PostPosted: Sun Jan 13, 2019 3:51 pm
by The Archregimancy
Salus Maior wrote:
The Eternal Aulus wrote: Honestly, I think it's a good thing on the long term.


Not when it comes to the Orthodox Church and how it structures itself.

In the past, autocephaly was something that a mother church would give to its offspring church (such as when Constantinople gave autocephaly to the Russian Church) of its own goodwill.


That's not really correct.

Up until the 19th century, there was almost no precedent for nationalist autocephaly. With the exceptions of tGeorgia and Russia, both of which had a more historical basis, modern national autocephaly was far more often extracted unwillingly from Constantinople by the newly founded nations that rose in the wake of the collapse of the Ottoman Empire. As I wrote in my last post, it sometimes took decades for Constantinople to recognise these new churches; it certainly wasn't something that was willingly granted to an offspring church - though that did occasionally happen.

What's happening in Ukraine now is a 21st-century repetition of what happened to Constantinople in the Balkans; though with a dash of modern power politics over whether functional leadership of Orthodoxy should be exercised by the traditional primus inter pares or the Patriarch who leads the demographically largest constituent church.

PostPosted: Sun Jan 13, 2019 4:32 pm
by Luminesa
The Archregimancy wrote:
Salus Maior wrote:
Not when it comes to the Orthodox Church and how it structures itself.

In the past, autocephaly was something that a mother church would give to its offspring church (such as when Constantinople gave autocephaly to the Russian Church) of its own goodwill.

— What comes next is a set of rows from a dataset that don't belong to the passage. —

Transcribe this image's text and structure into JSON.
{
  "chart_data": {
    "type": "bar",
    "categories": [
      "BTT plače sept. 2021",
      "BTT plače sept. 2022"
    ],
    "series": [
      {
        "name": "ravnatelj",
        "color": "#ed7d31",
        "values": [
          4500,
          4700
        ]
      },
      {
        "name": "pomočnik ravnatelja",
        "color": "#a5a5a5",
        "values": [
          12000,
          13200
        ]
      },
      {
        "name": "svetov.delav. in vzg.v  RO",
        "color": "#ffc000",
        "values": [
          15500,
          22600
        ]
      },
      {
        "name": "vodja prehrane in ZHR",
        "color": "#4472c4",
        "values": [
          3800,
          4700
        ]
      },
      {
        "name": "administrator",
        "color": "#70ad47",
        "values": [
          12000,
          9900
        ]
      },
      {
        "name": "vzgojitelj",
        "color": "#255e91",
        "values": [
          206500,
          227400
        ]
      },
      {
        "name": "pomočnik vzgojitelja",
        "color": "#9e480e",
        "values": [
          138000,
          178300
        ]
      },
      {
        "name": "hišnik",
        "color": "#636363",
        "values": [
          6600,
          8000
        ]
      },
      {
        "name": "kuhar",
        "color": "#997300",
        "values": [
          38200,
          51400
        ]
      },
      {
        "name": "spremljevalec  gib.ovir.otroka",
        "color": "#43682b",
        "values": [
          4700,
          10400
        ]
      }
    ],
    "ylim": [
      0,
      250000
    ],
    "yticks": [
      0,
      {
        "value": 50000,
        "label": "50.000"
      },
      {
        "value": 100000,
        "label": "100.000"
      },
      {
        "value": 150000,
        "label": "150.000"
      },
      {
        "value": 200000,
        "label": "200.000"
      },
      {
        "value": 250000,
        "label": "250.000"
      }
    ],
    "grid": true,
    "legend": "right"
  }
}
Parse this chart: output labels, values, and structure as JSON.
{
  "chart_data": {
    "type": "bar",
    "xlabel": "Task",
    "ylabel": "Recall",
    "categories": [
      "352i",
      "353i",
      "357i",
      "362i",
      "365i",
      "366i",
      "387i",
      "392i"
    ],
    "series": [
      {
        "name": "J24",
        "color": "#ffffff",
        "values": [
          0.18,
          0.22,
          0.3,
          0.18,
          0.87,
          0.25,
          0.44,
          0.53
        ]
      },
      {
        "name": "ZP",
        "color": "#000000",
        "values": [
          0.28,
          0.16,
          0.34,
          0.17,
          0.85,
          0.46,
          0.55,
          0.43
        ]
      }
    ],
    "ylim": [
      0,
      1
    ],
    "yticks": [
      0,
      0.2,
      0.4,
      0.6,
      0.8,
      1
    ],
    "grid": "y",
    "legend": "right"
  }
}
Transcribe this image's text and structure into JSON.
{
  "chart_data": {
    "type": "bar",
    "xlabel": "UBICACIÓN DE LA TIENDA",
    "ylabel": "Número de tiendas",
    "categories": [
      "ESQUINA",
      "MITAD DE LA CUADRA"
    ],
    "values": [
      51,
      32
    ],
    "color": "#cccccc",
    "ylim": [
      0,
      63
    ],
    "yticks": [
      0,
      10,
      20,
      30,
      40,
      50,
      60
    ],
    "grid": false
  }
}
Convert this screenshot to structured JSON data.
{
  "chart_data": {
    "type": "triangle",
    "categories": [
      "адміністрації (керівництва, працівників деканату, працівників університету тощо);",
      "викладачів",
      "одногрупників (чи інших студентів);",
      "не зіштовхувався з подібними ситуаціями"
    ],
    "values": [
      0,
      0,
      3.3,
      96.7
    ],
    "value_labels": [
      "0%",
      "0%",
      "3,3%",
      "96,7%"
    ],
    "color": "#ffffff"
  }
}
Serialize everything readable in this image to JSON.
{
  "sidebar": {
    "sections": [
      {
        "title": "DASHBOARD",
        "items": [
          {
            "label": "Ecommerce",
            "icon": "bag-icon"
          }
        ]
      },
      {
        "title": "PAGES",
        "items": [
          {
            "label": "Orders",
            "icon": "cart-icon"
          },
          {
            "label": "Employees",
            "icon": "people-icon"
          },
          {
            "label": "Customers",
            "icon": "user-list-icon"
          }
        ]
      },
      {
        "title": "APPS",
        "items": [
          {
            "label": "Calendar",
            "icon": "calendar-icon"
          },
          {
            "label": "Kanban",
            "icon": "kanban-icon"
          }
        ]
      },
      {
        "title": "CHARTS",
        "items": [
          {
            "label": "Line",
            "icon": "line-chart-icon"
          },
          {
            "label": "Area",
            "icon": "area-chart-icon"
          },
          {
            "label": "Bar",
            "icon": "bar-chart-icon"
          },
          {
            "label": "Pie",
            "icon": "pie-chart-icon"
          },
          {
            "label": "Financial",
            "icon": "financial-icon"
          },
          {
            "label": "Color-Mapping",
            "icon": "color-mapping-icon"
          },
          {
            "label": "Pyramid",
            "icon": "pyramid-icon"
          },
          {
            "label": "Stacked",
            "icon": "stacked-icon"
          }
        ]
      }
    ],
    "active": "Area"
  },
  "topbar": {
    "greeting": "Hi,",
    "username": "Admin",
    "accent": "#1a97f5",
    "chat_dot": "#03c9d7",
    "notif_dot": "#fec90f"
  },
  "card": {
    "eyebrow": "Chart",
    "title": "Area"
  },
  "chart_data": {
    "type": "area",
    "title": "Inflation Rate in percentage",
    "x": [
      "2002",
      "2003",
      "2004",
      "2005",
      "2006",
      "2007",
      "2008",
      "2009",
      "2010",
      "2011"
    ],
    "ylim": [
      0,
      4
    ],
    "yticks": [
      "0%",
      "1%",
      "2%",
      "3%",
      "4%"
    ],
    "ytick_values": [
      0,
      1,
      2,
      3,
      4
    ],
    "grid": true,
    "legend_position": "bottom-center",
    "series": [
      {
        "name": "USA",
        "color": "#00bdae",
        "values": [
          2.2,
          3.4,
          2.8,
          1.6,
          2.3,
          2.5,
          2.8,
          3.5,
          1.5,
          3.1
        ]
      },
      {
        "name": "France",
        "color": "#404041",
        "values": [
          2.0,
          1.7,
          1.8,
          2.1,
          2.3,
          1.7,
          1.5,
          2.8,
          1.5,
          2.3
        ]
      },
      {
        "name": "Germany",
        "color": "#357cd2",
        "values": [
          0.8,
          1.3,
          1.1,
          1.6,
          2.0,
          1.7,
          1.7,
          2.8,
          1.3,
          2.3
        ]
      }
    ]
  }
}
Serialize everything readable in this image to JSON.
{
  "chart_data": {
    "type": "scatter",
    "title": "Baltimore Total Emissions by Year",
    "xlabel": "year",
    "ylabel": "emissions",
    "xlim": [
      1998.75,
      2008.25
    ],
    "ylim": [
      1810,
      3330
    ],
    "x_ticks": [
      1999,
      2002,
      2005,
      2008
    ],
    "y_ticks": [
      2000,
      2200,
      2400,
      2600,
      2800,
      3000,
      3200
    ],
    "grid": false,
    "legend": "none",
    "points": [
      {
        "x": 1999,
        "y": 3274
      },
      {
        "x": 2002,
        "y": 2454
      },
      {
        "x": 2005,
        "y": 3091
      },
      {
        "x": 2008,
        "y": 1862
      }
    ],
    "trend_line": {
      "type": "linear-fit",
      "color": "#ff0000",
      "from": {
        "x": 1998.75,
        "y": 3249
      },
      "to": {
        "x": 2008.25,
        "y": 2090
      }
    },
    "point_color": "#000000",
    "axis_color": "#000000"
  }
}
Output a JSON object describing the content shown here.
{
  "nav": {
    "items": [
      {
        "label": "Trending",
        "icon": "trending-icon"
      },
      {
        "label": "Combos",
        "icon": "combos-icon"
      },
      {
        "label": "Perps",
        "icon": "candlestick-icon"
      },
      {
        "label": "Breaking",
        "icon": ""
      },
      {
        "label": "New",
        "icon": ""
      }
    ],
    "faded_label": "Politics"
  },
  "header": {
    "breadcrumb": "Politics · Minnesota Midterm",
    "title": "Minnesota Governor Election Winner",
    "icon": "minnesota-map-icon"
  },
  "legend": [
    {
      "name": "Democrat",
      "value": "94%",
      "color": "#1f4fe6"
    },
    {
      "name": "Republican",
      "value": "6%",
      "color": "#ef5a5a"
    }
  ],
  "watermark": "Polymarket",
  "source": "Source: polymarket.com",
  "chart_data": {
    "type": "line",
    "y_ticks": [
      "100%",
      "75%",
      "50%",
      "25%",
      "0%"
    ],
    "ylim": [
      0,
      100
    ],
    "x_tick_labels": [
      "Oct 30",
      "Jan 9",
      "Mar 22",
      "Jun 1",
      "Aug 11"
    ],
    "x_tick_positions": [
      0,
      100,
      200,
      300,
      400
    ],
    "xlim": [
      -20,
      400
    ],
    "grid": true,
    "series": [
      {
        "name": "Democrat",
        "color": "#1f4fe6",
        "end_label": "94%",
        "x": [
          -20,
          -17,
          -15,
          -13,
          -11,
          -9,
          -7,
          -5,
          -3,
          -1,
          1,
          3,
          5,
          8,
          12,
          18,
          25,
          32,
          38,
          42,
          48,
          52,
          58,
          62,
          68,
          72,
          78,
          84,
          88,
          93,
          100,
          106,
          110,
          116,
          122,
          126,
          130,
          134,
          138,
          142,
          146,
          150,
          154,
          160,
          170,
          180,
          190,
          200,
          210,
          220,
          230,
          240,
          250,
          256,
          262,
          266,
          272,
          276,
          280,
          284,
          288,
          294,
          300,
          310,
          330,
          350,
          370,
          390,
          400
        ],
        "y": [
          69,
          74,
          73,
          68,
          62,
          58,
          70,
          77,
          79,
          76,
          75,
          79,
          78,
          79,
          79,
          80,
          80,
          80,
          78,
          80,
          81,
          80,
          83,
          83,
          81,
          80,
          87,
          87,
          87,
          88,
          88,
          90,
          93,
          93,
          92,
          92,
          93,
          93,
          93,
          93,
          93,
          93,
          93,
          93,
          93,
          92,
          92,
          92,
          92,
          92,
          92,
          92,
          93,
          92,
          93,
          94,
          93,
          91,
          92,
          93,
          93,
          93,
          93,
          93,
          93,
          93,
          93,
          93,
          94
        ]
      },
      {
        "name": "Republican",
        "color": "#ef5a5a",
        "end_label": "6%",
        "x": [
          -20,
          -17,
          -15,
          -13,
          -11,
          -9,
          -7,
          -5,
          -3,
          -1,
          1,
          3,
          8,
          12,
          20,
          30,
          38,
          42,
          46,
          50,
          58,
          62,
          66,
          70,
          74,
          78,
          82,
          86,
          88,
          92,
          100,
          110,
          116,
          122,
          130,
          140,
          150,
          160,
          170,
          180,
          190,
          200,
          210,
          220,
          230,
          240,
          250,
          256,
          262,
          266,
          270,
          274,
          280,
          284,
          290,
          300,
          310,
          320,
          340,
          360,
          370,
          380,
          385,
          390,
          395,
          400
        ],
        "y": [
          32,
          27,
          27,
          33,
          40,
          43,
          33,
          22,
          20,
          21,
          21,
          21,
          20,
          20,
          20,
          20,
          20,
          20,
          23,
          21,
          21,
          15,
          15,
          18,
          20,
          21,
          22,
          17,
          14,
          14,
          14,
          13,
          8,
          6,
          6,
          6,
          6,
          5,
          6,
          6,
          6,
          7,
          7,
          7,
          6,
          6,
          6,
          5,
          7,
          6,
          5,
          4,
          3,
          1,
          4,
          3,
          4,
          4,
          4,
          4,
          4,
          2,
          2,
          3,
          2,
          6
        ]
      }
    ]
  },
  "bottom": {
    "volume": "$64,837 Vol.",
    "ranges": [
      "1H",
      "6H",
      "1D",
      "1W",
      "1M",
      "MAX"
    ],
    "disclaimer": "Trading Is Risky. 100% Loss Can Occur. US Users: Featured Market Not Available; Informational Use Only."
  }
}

That's not really correct.

Up until the 19th century, there was almost no precedent for nationalist autocephaly. With the exceptions of tGeorgia and Russia, both of which had a more historical basis, modern national autocephaly was far more often extracted unwillingly from Constantinople by the newly founded nations that rose in the wake of the collapse of the Ottoman Empire. As I wrote in my last post, it sometimes took decades for Constantinople to recognise these new churches; it certainly wasn't something that was willingly granted to an offspring church - though that did occasionally happen.

What's happening in Ukraine now is a 21st-century repetition of what happened to Constantinople in the Balkans; though with a dash of modern power politics over whether functional leadership of Orthodoxy should be exercised by the traditional primus inter pares or the Patriarch who leads the demographically largest constituent church.

It makes sense that we don't have a precedent for it since modern nationalism didn't really start forming until like the...18th century?

PostPosted: Sun Jan 13, 2019 8:39 pm
by Bienenhalde
Salus Maior wrote:
Stonok wrote:Can someone explain the Ukrainian Orthodox Church's schism to me? Is it purely rooted in Ukrainian-Russian politics or is there really a Christian justification for it?


It's politics.

Ukrainian Nationalists want an autocephalous church of their own, so they split from the Russian Patriarchate (illegally, honestly).


To me it seems unfair that canon law would allow the Russian Patriarch to unilaterally block Ukraine from gaining autocephaly. Besides, now that it is formally recognized by Constantinople, I would say that the new Orthodox Church in Ukraine is at least partially legitimate.